Below are the relevant property specifics.

  • Purchase Price: $255,000
  • SqFt: 2,033
  • Beds: 3
  • Baths: 3
  • Stories: 2
  • Monthly Fees: $0/Mo. Note that I will use the same Monthly Fee as 204 Joshua Tree Cir ($41/Mo.) in the calculations to make the comparison more “apples-to-apples”.
  • Property Tax: $1,511/Yr.
  • Insurance: $450. This is close to the actual cost based on a similarly priced property we recently sold.
  • Estimated Rent: $1,490. Note, this estimate comes from recent rentals of similar properties. See the rental comps here.

I will assume the following for both properties:

  • 20% down
  • 4.5% rate
  • 30 year term
  • 3% closing cost
  • 8% property management
  • 0% state income tax. Neither Texas or Nevada have a personal state income tax.

The formula we use for ROI and cash flow is:

ROI = (Income - DebtService - ManagementFee - Insurance - RETax - PeriodicFees) x (1 - StateTax) / ( DownPayment + ClosingCosts)

Cash Flow = (Income - DebtService - ManagementFee - Insurance - RETax - PeriodicFees) * (1 - StateTax)

As an example, below are the calculations for the Austin property:

ROI = (1700*12 - 1024*12 - 1700*12*8% - 1625 - 6022 - 41*12) / (3%*252500 + 20% * 252500) = -2.87%

Cash Flow = (1700*12 - 1024*12 - 1700*12*8% - 1625 - 6022 - 41*12) = -1659/Yr or -139/Mo.

Below is a table comparing the two properties:

Which One Is Better

Notes:

1. I used the same monthly HOA fee for both properties to make the comparison more "apples-to-apples".

Below is a map showing the relative distance between the properties and the effective business center.

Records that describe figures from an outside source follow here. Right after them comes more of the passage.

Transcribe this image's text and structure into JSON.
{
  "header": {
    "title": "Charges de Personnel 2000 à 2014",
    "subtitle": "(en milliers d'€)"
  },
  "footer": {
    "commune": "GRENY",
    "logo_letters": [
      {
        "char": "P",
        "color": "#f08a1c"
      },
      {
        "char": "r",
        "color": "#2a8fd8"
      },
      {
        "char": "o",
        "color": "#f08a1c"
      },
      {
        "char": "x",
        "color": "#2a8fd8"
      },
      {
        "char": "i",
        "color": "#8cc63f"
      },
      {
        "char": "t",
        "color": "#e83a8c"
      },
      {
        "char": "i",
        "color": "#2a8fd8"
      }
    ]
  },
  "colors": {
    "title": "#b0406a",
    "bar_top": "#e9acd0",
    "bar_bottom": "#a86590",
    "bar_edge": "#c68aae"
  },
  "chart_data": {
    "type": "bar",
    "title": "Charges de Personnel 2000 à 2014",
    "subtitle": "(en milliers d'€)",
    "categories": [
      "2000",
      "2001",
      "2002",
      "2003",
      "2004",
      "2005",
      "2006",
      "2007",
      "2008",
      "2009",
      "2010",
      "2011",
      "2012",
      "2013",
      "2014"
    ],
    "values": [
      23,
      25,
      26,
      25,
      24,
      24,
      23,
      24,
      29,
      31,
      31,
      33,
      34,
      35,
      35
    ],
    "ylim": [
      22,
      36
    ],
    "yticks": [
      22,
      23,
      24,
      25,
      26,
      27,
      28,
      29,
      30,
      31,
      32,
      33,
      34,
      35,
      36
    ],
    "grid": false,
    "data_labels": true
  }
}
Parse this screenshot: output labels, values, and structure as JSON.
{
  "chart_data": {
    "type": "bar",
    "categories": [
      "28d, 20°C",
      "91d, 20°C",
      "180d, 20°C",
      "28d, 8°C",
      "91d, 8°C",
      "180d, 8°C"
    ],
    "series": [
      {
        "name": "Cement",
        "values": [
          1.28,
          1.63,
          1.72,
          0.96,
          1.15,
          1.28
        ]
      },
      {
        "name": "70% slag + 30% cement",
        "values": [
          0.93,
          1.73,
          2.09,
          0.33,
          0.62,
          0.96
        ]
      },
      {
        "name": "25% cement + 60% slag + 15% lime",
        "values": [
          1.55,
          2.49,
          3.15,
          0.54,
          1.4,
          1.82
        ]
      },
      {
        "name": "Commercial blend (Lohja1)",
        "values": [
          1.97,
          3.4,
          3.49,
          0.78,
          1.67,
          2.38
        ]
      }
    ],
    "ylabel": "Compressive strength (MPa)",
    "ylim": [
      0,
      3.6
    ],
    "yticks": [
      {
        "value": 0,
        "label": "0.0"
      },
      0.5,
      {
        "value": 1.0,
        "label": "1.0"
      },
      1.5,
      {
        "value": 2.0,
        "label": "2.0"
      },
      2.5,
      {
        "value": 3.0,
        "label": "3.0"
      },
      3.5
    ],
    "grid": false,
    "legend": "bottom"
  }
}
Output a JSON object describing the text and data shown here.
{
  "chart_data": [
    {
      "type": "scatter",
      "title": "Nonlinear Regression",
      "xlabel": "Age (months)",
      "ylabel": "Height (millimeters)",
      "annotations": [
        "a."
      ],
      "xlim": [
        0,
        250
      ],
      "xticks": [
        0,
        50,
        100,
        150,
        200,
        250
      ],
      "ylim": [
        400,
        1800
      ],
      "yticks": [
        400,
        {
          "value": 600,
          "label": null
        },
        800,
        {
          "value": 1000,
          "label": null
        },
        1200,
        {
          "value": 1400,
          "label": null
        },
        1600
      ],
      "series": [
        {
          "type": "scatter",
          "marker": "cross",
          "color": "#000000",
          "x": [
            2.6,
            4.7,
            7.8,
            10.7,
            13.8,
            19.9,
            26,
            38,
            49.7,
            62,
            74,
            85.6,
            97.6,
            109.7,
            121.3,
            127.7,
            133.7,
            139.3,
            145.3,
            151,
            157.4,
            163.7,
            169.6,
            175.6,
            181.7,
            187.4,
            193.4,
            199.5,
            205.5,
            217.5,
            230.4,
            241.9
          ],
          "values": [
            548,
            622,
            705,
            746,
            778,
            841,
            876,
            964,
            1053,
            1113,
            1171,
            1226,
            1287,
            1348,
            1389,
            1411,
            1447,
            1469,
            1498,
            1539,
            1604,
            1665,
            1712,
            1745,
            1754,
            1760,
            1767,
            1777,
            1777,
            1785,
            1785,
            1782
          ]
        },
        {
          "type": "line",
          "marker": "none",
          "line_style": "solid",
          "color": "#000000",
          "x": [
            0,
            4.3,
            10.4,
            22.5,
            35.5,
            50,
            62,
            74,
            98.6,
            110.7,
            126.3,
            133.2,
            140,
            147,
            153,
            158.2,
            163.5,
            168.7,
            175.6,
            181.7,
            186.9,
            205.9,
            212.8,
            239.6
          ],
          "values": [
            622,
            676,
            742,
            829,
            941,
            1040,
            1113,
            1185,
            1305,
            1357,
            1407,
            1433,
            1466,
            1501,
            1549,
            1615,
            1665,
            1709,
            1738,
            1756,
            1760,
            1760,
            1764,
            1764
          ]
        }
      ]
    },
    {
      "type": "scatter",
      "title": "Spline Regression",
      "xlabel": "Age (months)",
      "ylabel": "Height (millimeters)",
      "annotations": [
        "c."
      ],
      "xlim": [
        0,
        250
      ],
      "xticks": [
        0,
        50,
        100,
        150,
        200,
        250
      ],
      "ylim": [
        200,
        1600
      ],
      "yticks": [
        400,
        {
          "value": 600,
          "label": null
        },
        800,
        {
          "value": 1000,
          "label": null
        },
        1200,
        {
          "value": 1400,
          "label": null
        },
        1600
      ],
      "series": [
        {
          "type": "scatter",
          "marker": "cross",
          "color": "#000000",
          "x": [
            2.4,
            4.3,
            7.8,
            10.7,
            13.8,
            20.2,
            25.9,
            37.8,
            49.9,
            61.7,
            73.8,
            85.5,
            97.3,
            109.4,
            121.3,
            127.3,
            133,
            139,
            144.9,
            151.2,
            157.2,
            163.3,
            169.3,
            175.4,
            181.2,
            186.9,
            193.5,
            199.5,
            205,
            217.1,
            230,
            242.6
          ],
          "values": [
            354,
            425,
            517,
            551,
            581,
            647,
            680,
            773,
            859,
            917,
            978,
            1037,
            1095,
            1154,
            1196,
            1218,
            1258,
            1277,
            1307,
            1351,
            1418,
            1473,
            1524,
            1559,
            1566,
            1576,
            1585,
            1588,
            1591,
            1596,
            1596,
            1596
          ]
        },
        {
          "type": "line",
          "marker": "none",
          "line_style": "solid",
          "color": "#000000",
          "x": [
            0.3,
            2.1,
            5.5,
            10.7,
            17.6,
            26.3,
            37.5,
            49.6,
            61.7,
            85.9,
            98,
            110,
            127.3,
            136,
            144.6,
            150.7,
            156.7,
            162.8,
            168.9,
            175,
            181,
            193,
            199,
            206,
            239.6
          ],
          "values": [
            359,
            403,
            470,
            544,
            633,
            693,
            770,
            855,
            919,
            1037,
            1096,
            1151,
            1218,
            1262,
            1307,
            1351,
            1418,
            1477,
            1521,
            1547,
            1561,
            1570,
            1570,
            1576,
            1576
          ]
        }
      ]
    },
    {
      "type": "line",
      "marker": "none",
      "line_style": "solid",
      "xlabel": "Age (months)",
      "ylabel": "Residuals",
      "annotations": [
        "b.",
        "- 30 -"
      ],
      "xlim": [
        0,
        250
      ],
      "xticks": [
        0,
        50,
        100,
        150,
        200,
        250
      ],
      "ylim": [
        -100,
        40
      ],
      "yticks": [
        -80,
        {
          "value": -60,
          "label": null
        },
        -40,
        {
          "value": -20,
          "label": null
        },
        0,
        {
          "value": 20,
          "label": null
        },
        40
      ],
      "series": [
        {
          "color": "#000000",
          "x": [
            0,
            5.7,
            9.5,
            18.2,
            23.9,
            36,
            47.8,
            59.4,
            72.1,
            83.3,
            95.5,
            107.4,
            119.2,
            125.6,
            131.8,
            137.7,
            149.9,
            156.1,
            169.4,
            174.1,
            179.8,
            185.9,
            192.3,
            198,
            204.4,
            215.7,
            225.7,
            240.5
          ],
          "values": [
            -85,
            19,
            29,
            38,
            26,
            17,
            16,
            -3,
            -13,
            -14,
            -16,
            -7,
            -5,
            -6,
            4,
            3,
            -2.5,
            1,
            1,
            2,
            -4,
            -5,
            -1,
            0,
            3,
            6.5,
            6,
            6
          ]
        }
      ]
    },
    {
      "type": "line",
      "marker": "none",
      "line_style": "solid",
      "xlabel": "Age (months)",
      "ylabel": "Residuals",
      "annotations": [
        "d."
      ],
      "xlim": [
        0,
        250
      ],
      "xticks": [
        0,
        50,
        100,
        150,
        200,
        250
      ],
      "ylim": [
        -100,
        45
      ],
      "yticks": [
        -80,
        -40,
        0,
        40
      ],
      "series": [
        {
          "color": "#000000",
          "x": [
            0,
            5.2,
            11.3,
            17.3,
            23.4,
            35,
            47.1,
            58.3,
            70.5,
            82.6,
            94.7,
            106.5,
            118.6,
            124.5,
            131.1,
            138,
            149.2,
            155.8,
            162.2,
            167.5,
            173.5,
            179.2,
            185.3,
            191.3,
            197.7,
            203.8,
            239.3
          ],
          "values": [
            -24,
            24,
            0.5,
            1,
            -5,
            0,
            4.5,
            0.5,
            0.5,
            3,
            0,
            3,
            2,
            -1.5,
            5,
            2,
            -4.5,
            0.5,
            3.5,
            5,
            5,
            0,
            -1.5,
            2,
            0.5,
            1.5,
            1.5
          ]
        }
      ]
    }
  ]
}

1551927 - 204 Joshua Tree Cir

1851544 - 7354 Divine Ridge St

Vacancy Rate and Maintenance?

I did not include either a vacancy rate or a maintenance factor because these factors are property specific. There is no universal constant for either because all properties are different. Only after you have a detailed understanding of the specific property can you make a guess on these factors. Also, since we are comparing the ROI for two properties, if I applied such universal constants equally to both properties, the net difference would remain unchanged.

Summary

When you are evaluating the potential return of any property, you must include all the significant recurring costs. Failing to include all the costs in your calculations will provide invalid results. The example illustrated here shows that property taxes and insurance differences resulted in a 5.3% return difference. Simple factors like rent to price ratio (Austin: 8.1%, Las Vegas: 7.0%) might make the Austin property look like the better investment, once you include all the major recurring costs the reality is very different.